In multiple interviews, Waddell has stated that the film was his "artistic response to the found footage horror genre. Waddell sought to blend genres by taking a true-crime documentary approach to found-footage horror, with influences from epistolary horror, creepypastas, and cosmic horror. Waddell has stated that his main influences for Project MKHEXE included Werner Herzog's Grizzly Man, Mark Z. Danielewski's House of Leaves, Stephen King's N., and the lost media found-footage documentary The $50 Million Question about the breakup of Dave Chappelle and Neal Brennan's writing partnership.

== Production ==
Pre-production for Project MKHEXE lasted for 3 months in the summer of 2019. Principal photography began on September 30, 2019. Project MKHEXE filmed for 29 days in Los Angeles, California on 17 different cameras from different periods, including the iPhone, Betacam, Hi-8, Canon EOS 5D Mark II, Canon EOS C300, Blackmagic Pocket Cinema Camera, and GoPro Hero cameras. Post-production for the film took place between January 2020 and March 2023.

== Marketing ==
An Alternate Reality Game (ARG) marketing campaign was developed by Gerald Robert Waddell for the film concurrently with the script, to help with word of mouth for the independent film, as a way to expand the lore of the movie, and as a nod to past ARG marketing efforts, including Halo 2's I Love Bees, The Dark Knight's "I Believe in Harvey Dent" ARG campaign, LOST's The LOST Experience, and The Blair Witch Project(1999) website and forum.

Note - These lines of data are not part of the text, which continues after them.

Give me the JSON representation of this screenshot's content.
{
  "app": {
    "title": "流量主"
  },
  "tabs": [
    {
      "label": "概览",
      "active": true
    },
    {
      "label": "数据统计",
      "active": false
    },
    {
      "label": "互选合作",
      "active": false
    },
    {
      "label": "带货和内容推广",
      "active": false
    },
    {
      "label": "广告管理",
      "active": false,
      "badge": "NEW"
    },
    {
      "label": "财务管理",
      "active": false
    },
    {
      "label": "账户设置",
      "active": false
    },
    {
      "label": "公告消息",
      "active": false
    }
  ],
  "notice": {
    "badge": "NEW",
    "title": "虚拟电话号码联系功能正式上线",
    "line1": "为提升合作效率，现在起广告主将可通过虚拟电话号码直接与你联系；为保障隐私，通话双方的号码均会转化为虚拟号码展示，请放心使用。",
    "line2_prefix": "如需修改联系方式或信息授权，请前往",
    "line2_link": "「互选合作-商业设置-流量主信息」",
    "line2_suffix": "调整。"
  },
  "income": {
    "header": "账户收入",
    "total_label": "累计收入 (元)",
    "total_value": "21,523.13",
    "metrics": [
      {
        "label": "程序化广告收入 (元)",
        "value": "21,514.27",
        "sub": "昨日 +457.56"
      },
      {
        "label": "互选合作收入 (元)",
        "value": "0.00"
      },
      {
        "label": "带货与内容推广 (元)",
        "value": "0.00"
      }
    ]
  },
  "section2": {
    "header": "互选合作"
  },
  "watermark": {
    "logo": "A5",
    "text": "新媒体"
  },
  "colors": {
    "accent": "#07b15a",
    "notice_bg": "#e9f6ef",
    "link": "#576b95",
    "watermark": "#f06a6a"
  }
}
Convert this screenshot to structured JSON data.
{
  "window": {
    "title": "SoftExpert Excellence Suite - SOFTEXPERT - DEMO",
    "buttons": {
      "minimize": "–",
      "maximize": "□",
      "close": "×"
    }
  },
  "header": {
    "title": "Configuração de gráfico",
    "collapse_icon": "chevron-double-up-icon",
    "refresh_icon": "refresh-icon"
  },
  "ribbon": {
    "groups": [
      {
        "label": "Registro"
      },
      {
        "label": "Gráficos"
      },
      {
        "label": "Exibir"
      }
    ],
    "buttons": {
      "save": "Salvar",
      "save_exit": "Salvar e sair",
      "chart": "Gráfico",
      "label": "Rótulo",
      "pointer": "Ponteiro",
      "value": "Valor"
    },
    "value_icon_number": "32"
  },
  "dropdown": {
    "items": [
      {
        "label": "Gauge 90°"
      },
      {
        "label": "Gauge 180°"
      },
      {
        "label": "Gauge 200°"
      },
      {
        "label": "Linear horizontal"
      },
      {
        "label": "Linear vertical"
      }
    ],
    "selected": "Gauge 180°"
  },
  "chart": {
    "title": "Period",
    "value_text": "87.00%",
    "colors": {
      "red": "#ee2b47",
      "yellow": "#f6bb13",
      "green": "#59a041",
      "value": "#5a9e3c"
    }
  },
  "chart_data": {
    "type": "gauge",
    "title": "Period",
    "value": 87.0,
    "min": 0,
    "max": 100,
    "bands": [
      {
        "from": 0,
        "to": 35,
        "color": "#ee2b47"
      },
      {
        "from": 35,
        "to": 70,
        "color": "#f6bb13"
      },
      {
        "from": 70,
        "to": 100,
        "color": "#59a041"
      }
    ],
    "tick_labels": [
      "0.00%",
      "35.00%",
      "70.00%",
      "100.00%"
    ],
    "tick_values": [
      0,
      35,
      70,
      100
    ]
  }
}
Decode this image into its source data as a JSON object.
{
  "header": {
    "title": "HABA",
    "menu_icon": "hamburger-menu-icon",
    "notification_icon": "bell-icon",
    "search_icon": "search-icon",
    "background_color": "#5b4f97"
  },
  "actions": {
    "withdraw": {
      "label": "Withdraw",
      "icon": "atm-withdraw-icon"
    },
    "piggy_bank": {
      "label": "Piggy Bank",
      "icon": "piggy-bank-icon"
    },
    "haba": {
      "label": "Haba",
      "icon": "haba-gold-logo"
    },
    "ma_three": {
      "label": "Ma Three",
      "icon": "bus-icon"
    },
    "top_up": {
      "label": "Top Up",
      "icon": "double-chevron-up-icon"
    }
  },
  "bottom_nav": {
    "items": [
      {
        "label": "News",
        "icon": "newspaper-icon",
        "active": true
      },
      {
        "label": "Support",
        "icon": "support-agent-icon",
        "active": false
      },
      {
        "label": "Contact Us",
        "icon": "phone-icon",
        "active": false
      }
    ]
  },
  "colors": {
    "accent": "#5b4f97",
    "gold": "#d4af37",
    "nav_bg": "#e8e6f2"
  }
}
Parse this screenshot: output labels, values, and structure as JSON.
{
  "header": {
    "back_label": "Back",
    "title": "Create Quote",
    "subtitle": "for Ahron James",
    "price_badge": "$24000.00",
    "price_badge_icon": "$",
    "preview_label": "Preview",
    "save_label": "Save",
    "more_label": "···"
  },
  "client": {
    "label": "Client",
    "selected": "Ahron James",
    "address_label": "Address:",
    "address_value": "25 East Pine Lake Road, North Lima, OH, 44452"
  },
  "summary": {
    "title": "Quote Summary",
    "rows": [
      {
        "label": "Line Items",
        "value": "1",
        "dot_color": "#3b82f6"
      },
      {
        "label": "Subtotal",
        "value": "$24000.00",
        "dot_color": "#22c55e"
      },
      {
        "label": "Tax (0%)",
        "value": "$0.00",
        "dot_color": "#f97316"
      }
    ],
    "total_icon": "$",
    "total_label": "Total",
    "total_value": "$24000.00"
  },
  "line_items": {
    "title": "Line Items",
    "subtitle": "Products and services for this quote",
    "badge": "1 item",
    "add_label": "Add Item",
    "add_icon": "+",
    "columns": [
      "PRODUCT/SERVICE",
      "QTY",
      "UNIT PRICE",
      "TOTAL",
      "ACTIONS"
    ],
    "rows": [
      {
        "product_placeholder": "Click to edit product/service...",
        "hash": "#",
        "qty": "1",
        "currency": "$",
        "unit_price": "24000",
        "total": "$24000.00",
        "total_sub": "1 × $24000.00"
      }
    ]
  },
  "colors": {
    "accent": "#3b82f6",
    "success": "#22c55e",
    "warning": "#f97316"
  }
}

Sean's "Relatively Stable Websites" that are mentioned in the film were planned from the script phase and built during post-production, while the website "What is Project MKHEXE?" was designed as a hub full of Easter eggs, puzzles, additional story lore, and a rumored final "Coda" for the film.

Beginning on March 18, 2025, the official Project MKHEXE Instagram account began releasing strange images and video clips with cryptic puzzles as captions. In the following weeks, emails from The Exoheretic Enclave and Justice for Judson went out to horror influencers and movie reviewers, while social media accounts began to explore the urban legend of Project MKHEXE and the "Lost Documentary."

On April 20, 2025, a "conspiracy theorist" wearing a sandwich board walked around Hollywood Boulevard distributing pamphlets while discussing the urban legend and the conspiracy theory of a cover up about Project MKHEXE. The official trailer of Project MKHEXE was released on the official Instagram page on April 21, 2025 and on YouTube by Cineverse on April 23, 2025.

== Release ==
The film was released on Screambox on April 29, 2025, as well as other video on demand platforms, including Amazon Video, Apple TV, Vudu, Google Play, Microsoft Store, and YouTube.

== Reception ==
Sean Parker at 25YL compared the film to In the Mouth of Madness, Videodrome, Paranormal Activity, and V/H/S, claiming it is "the best found footage film of the year so far." Scare Value scored it 3.5 out of 5, saying that "chasing its own loose ends results in a believability that most films struggle to find." Celia Payne at Let's Talk Terror said it "might surprise you with its story and wow you with its attention to detail." Edgar of RottenMind gave the film a 9 out of 10, saying that it is "one of [his] top 10 horror films of the year." Kristi Kar of Film Fugitives wrote that "the film is a brilliant work that mythologizes the contemporary cyber-landscape, its loneliness, and its cocoon-like structure that can unleash liminal beings inside our minds that look too identical to our repressed emotions, deep-rooted trauma, and mortifying grief." Robert Zilbauer of The Scariest Things wrote "Project MKHEXE is a superb example of the slow-burn documentary-style horror movie. Even though the pacing might drift a bit in the third act, the story already has you by the throat and won’t let go."